A son tour, le Sénat marche sur les droits des étrangers et des demandeurs d’asile

Hier, en commission des lois au Sénat, plusieurs amendements du rapporteur, François-Noël Buffet, et de la droite sénatoriale ont été adoptés, venant aggraver le projet de loi « Asile et immigration ». Quelques minces dispositions positives du texte du gouvernement ont été supprimées : le titre pluriannuel pour les bénéficiaires de la protection subsidiaire et apatrides, la facilitation du regroupement entre frères et sœurs mineurs par exemple.

Quelques avancées apportées à l’Assemblée nationale ont également été balayées, notamment sur le sort des « Dublinés », rétablissant le recours contre une décision de transfert à 7 jours (contre 15) et la possibilité de placer en rétention ceux ayant refusé de donner leurs empreintes. De la même manière a été supprimé l’assouplissement du « délit de solidarité », faisant de celles et ceux qui aident courageusement les exilés, des délinquants.

Des mesures répressives viennent durcir encore un peu plus notre politique migratoire : délai de départ volontaire ramené de 30 à 7 jours, durée maximum d’interdiction de territoire français portée de 3 à 5 ans, expulsions facilitées des déboutés des centres d’hébergement, aide médicale d’État transformée en aide d’urgence…

Mais ne nous méprenons pas, le gouvernement aura beau jeu de se défausser sur la droite sénatoriale et les « reculs » qu’elle porte face à un texte déjà dénoncé de toutes parts dans sa version initiale. Un texte qui renforce une politique migratoire déjà très attentatoire à la dignité et au respect des droits fondamentaux des personnes.

Au point qu’après avoir durci le texte, la commission des lois, derrière sa cape de défenseur des libertés individuelles a même pu, face à un texte d’une telle gravité, revenir sur l’existant pour la rétention administrative en rétablissant le maximum à 45 jours (contre 90). Le délai de recours devant la CNDA est également rétabli à 30 jours contre 15, amélioration à moindres frais cela dit puisque ce délai déroge déjà au droit commun (deux mois).

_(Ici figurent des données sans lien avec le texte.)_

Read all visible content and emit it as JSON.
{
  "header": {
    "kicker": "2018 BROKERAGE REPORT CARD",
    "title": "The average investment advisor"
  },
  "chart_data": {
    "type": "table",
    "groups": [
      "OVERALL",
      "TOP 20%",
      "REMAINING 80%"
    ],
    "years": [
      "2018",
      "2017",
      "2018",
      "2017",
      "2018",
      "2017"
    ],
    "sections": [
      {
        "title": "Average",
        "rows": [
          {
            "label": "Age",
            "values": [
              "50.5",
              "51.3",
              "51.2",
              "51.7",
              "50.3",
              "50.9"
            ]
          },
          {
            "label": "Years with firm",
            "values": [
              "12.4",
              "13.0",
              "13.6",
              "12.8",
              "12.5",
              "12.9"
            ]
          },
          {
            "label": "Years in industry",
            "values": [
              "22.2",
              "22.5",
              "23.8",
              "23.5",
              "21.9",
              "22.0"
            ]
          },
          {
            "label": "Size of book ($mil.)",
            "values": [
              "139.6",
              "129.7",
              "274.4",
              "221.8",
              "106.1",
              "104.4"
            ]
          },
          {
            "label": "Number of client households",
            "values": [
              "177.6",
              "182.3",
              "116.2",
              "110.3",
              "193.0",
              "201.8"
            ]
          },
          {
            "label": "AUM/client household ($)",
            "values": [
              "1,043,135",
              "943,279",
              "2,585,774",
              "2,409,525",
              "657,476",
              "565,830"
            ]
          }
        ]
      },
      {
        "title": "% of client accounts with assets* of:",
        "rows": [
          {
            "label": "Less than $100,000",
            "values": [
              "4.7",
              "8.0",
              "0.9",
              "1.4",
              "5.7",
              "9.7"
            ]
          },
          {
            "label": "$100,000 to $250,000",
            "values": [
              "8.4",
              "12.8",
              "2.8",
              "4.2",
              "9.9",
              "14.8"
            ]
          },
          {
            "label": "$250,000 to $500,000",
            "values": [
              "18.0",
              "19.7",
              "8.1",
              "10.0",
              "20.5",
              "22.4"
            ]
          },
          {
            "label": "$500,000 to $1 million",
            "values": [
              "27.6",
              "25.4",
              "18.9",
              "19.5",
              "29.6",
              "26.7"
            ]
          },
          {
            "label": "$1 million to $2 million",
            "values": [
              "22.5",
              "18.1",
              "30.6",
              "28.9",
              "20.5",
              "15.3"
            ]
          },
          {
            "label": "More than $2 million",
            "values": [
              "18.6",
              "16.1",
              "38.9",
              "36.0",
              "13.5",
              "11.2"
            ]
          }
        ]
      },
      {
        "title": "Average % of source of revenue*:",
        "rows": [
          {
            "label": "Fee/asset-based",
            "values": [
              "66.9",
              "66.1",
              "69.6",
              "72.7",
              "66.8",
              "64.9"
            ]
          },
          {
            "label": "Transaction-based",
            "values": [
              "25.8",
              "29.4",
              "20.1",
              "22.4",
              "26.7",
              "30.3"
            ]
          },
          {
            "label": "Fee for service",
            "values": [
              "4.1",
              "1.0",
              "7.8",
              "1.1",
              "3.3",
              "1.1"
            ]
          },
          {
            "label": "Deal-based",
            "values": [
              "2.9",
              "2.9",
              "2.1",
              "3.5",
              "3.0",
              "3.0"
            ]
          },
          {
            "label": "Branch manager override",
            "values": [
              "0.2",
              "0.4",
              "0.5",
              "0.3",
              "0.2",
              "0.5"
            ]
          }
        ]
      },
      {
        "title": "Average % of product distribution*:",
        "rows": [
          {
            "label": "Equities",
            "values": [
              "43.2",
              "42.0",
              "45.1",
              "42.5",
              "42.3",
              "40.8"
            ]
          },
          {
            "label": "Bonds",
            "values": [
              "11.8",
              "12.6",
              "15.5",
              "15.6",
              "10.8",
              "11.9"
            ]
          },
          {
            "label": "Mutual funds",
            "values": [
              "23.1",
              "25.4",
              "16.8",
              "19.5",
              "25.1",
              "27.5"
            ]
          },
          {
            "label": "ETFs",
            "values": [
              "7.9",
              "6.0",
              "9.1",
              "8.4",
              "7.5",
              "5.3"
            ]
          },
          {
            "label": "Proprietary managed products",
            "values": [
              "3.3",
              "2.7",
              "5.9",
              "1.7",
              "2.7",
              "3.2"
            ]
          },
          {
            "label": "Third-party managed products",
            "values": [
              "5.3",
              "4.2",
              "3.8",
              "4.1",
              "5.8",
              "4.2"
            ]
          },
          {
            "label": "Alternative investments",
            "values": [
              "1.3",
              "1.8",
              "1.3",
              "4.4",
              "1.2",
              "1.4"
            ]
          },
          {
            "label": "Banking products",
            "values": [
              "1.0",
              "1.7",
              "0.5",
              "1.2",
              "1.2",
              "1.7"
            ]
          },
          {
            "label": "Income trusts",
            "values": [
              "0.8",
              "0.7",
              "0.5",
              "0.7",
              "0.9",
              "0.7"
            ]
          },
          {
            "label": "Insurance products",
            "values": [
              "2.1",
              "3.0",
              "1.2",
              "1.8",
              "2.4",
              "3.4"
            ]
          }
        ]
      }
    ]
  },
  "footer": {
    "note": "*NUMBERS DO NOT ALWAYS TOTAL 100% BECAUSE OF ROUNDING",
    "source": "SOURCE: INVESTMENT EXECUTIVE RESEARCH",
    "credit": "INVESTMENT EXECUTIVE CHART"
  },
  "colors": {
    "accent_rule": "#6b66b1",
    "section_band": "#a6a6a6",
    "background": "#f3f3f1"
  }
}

Finalement, ce n’est sûrement pas un hasard si les deux dernières polémiques liées aux expressions scandaleuses de « shopping de l’asile » de Nathalie Loiseau et de « benchmarking » de Gérard Collomb ont trouvé leur place au Sénat. La droite sénatoriale ne pouvait rêver d’un projet de loi mieux ficelé dans sa logique d’expulsion, d’enfermement et de criminalisation des exilés, lui permettant de finir la tâche.

Les lois de 2015 sur l’asile et 2016 sur les droits des étrangers ont ouvert et légitimé la logique de tri et le principe de suspicion qui contaminent tous les dossiers des personnes venues chercher protection sur notre sol.

Conscients de leur responsabilité historique et forts d’un long travail mené en amont avec les opposants au texte (associations, défenseur des droits, CNCDH,…), les sénatrices et sénateurs du groupe CRCE mèneront le combat dans l’hémicycle contre ce projet de loi indigne des valeurs de notre République, patrie des Droits de l’Homme, en s’opposant aux mesures portant atteinte aux droits fondamentaux des personnes et en proposant des solutions concrètes et humaines pour l’accueil sur notre territoire de ceux qui sont venus y chercher refuge.